Wolf war 23 Jahre als Erzabt in Sankt Ottilien mitunter für die Klöster seines Ordens in aller Welt zuständig. Er hatte zudem 16 Jahre das Amt des Abtprimas inne. "Ich glaube, wir müssen wieder anfangen zu denken, miteinander zu reden und zu diskutieren", erklärte Wolf eingangs. Gang und gäbe sei ihm zufolge heute die Manipulation der öffentlichen Meinung. "Wir brauchen den Widerstand", sagte er und betonte, dass man sich nicht von schlichten Parolen mitreißen lassen solle. Die Wirklichkeit sei komplex und darauf gebe es nun mal keine einfachen Antworten. Zum Thema Migration betonte er, dass es diese immer schon gegeben habe, auch früher. "Augen zu und abschotten kann da keine Lösung sein", sagte Wolf. "Was wir wieder brauchen, ist die Diskussion, der Dialog."

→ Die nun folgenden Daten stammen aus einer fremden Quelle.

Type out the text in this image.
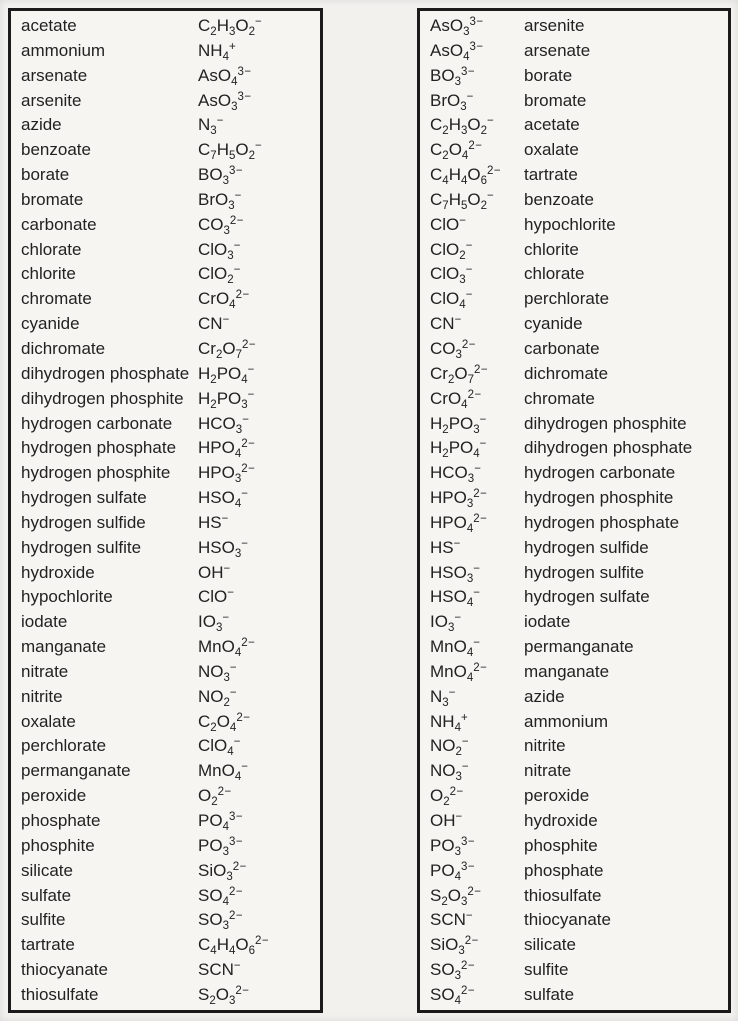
acetate	$C_2H_3O_2^-$
ammonium	$NH_4^+$
arsenate	AsO$_4^{3-}$
arsenite	AsO$_3^{3-}$
azide	$N_3^-$
benzoate	$C_7H_5O_2^-$
borate	$BO_3^{3-}$
bromate	BrO$_3$−
carbonate	$CO_3^{2-}$
chlorate	ClO$_3$−
chlorite	ClO$_2$−
chromate	CrO$_4^{2-}$
cyanide	CN−
dichromate	$Cr_2O_7^{2-}$
dihydrogen phosphate $H_2PO_4^-$
dihydrogen phosphite $H_2PO_3^-$
hydrogen carbonate $HCO_3^-$
hydrogen phosphate $HPO_4^{2-}$
hydrogen phosphite $HPO_3^{2-}$
hydrogen sulfate	$HSO_4^-$
hydrogen sulfide	HS−
hydrogen sulfite	$HSO_3^-$
hydroxide	OH−
hypochlorite	ClO−
iodate	$IO_3^-$
manganate	MnO$_4^{2-}$
nitrate	$NO_3^-$
nitrite	$NO_2^-$
oxalate	$C_2O_4^{2-}$
perchlorate	ClO$_4$−
permanganate	MnO$_4$−
peroxide	$O_2^{2-}$
phosphate	$PO_4^{3-}$
phosphite	$PO_3^{3-}$
silicate	SiO$_3^{2-}$
sulfate	$SO_4^{2-}$
sulfite	$SO_3^{2-}$
tartrate	$C_4H_4O_6^{2-}$
thiocyanate	SCN−
thiosulfate	$S_2O_3^{2-}$
AsO$_3^{3-}$ arsenite
AsO$_4^{3-}$ arsenate
$BO_3^{3-}$	borate
BrO$_3$−	bromate
$C_2H_3O_2^-$ acetate
$C_2O_4^{2-}$ oxalate
$C_4H_4O_6^{2-}$ tartrate
$C_7H_5O_2^-$ benzoate
ClO−	hypochlorite
ClO$_2$−	chlorite
ClO$_3$−	chlorate
ClO$_4$−	perchlorate
CN−	cyanide
$CO_3^{2-}$	carbonate
$Cr_2O_7^{2-}$ dichromate
CrO$_4^{2-}$ chromate
$H_2PO_3^-$ dihydrogen phosphite
$H_2PO_4^-$ dihydrogen phosphate
$HCO_3^-$	hydrogen carbonate
$HPO_3^{2-}$ hydrogen phosphite
$HPO_4^{2-}$ hydrogen phosphate
HS−	hydrogen sulfide
$HSO_3^-$	hydrogen sulfite
$HSO_4^-$	hydrogen sulfate
$IO_3^-$	iodate
MnO$_4$−	permanganate
MnO$_4^{2-}$ manganate
$N_3^-$	azide
$NH_4^+$	ammonium
$NO_2^-$	nitrite
$NO_3^-$	nitrate
$O_2^{2-}$	peroxide
OH−	hydroxide
$PO_3^{3-}$	phosphite
$PO_4^{3-}$	phosphate
$S_2O_3^{2-}$ thiosulfate
SCN−	thiocyanate
SiO$_3^{2-}$	silicate
$SO_3^{2-}$	sulfite
$SO_4^{2-}$	sulfate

"Der Abt soll bei allem, was er tut, das rechte Maß bewahren", zitierte er eine benediktinische Tugend. Das rechte Maß gelte sowohl für die Gerechtigkeit als auch für den Mut. "Das ist diese Ausgewogenheit, die wir wieder brauchen." Bei jeder Krise werde der Ruf nach neuen Gesetzen laut. Da der Mensch selber nicht mehr verantwortlich sein wolle, gebe er die Verantwortung an die Politik ab und jammere dann über die Regulierungswut des Staates. Es brauche zwar einen ordnungspolitischen Rahmen, doch keine gelenkte Wirtschaft. Die soziale Marktwirtschaft solle aufrechterhalten werden. Insbesondere plädierte Wolf für eine ökosoziale Marktwirtschaft.

"Tue nichts ohne Rat, dann brauchst du hinterher nichts zu bereuen", zitierte Wolf den Heiligen Benedikt, und forderte zudem: "Wir brauchen überall das gemischte Publikum." Die Politik brauche junge Leute, denn diese förderten die Veränderungsbereitschaft in der Gesellschaft. Junge Menschen hätten mehr Mut und eine höhere Risikobereitschaft. "Der Mut zum Risiko gehört zu unserem Leben", sagte Wolf. Auch dem föderativen Gedanken sowie die Subsidiarität kommt laut Wolf eine große Bedeutung zu. "Weil man vor lauter Autonomie auch zugrunde gehen kann, ist es gut, sich mit anderen zusammenzuschließen." Somit sei aus seiner Sicht auch ein starkes, aber kein zentralisiertes Europa nötig.

Die Globalisierung sprach Wolf ebenfalls an. "Ich bin ein europäischer und globaler Abt", sagte er. "Mich interessieren nicht die Zahlen, sondern die Menschen." Die Menschen brauchten auch in der Globalisierung den Wert der Nationen. Alle Nationen sollten auf Augenhöhe miteinander reden können und benötigten das Gespür, dass alle gleich auf gleich sind. "Nur so sehe ich eine friedliche Zukunft." Abschließend wünschte er sich die Kirche wieder als "Ort der Hoffnung, der Verteidigung des Lebens und einem Garanten der Menschenwürde".